Self Confidence
Drôle de feeling, ce soir. Je suis inscrit sur GA depuis mi-août et pour la première fois, je m’interroge. J’ai, relent d’une certaine éducation, difficile a extérioriser mes sentiments et surtout à les coucher sur papier en sorte qu’ils soient dévoilés à d’autres. Aussi, ai-je jusqu’à présent négligé de m’épancher par le biais d’un blog.
Pourtant en ce moment, l’envie me titille de faire part à d’éventuels lecteurs, connus ou anonymes, de ce que je ressens. Né il y a un moment déjà, j’ai donc connu une époque qui privilégiait le contact direct pour l’amorce d’une relation alors même que les temps que nous vivons privilégient les contacts téléphoniques, télévisuels ou électroniques. Faisant fi d’une certaine appréhension, j’ai donc franchi le pas et après moult tentatives décevantes, ai découvert GA, site francophone et français qui semblait correspondre à mes attentes.
En trois mois et demi, j’ai eu l’opportunité de fréquenter des gens sympathiques, d’autres moins et enfin certains qui l’étaient encore moins. Mais enfin, il faut de tout pour faire un monde.
Mon expérience professionnelle, je ne suis dans le social que depuis quelques mois, m’a amené à rencontrer les meilleurs comme les pires représentants de l’espèce humaine. Je devrais dès lors avoir acquis une carapace certaine. Que nenni, que cela tienne à moi ou que cela soit largement partagé sans être dévoilé, la bêtise et la méchanceté gratuite me heurtent toujours autant.
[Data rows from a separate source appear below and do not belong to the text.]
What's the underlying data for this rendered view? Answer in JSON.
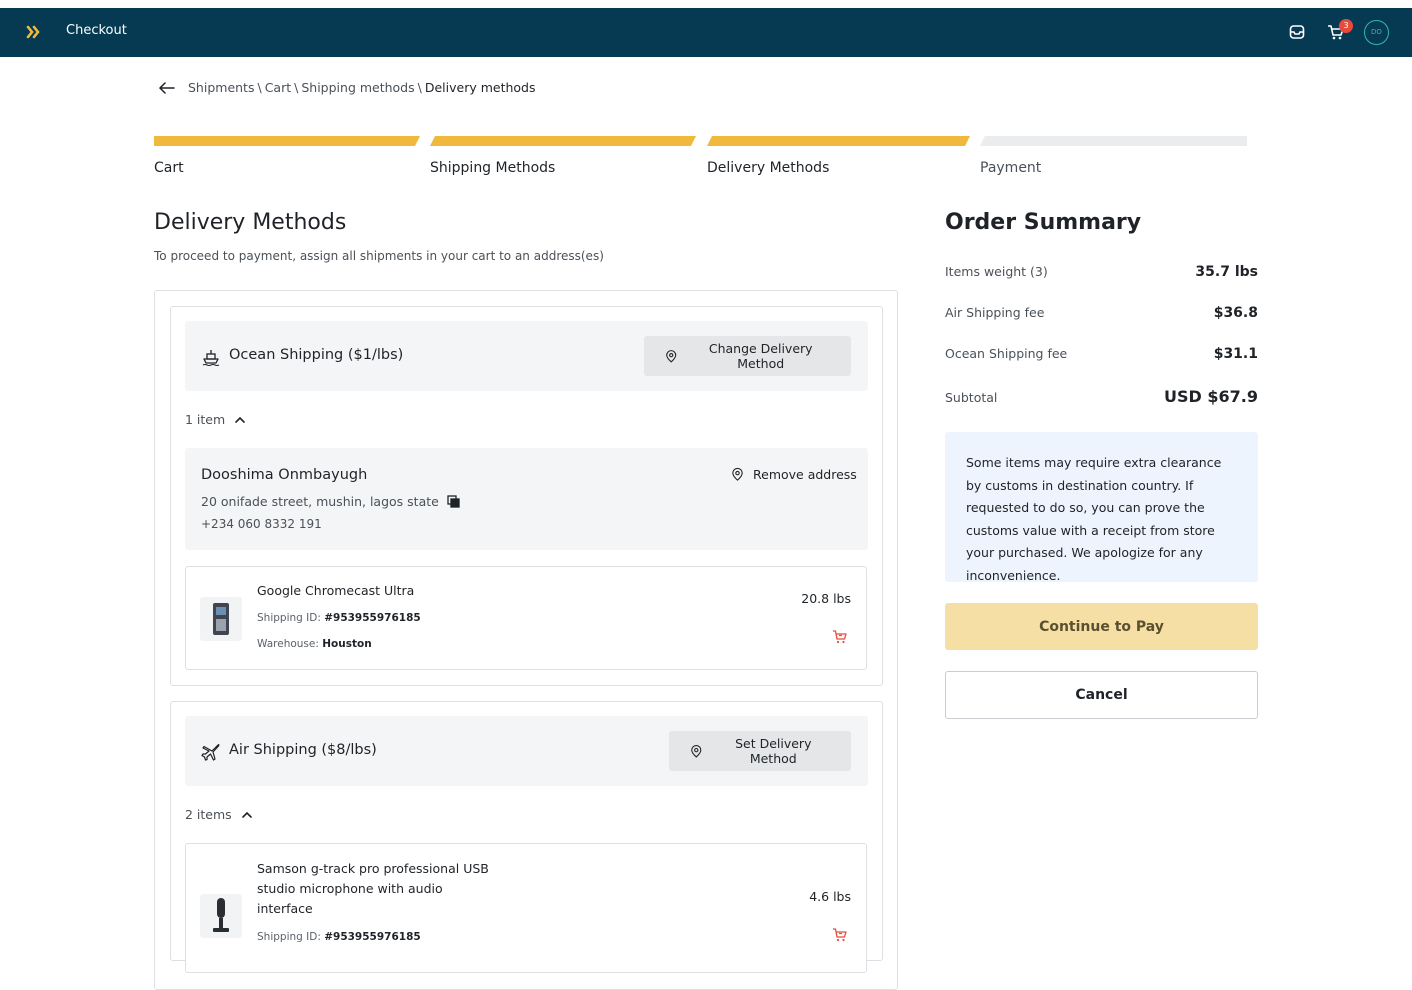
{
  "header": {
    "app_title": "Checkout",
    "cart_count": "3",
    "avatar_initials": "DO",
    "logo_icon": "double-chevron-right-icon",
    "inbox_icon": "inbox-icon",
    "cart_icon": "cart-icon"
  },
  "breadcrumb": {
    "items": [
      "Shipments",
      "Cart",
      "Shipping methods",
      "Delivery methods"
    ],
    "separator": "\\"
  },
  "stepper": {
    "steps": [
      {
        "label": "Cart",
        "complete": true
      },
      {
        "label": "Shipping Methods",
        "complete": true
      },
      {
        "label": "Delivery Methods",
        "complete": true
      },
      {
        "label": "Payment",
        "complete": false
      }
    ],
    "complete_color": "#f0b93d",
    "incomplete_color": "#ebecee"
  },
  "main": {
    "title": "Delivery Methods",
    "subtitle": "To proceed to payment, assign all shipments in your cart to an address(es)",
    "groups": [
      {
        "title": "Ocean Shipping ($1/lbs)",
        "icon": "ship-icon",
        "button_label": "Change Delivery Method",
        "count_label": "1 item",
        "address": {
          "name": "Dooshima Onmbayugh",
          "street": "20 onifade street, mushin, lagos state",
          "phone": "+234 060 8332 191",
          "remove_label": "Remove address"
        },
        "items": [
          {
            "name": "Google Chromecast Ultra",
            "shipping_id_label": "Shipping ID:",
            "shipping_id": "#953955976185",
            "warehouse_label": "Warehouse:",
            "warehouse": "Houston",
            "weight": "20.8 lbs"
          }
        ]
      },
      {
        "title": "Air Shipping ($8/lbs)",
        "icon": "plane-icon",
        "button_label": "Set Delivery Method",
        "count_label": "2 items",
        "items": [
          {
            "name_lines": [
              "Samson g-track pro professional USB",
              "studio microphone with audio",
              "interface"
            ],
            "shipping_id_label": "Shipping ID:",
            "shipping_id": "#953955976185",
            "weight": "4.6 lbs"
          }
        ]
      }
    ]
  },
  "summary": {
    "title": "Order Summary",
    "rows": [
      {
        "label": "Items weight (3)",
        "value": "35.7 lbs"
      },
      {
        "label": "Air Shipping fee",
        "value": "$36.8"
      },
      {
        "label": "Ocean Shipping fee",
        "value": "$31.1"
      },
      {
        "label": "Subtotal",
        "value": "USD $67.9"
      }
    ],
    "notice": "Some items may require extra clearance by customs in destination country. If requested to do so, you can prove the customs value with a receipt from store your purchased. We apologize for any inconvenience.",
    "pay_label": "Continue to Pay",
    "cancel_label": "Cancel"
  }
}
Ou veux-je en venir, pensez-vous ? A ceci, sur un site dédié à une communauté sinon persécutée, du moins souvent ostracisée, il arrive de rencontrer des victimes qui se montrent plus cruelles encore envers leurs pairs que leurs bourreaux. Ceci constitue le premier constat amer.
Le second réside dans le caractère fragile, voire éphémère, de toute relation, de quelque ordre qu’elle soit, que l’on bâtit par voie électronique. Il semble, mais peut-être me
trompe-je, que la peur de s’investir et/ou de se dévoiler à l’autre, incite chacun à se retrancher dans son quant à soi, assuré qu’il est de pouvoir se prémunir en un seul clic, qui consiste à couper net la communication.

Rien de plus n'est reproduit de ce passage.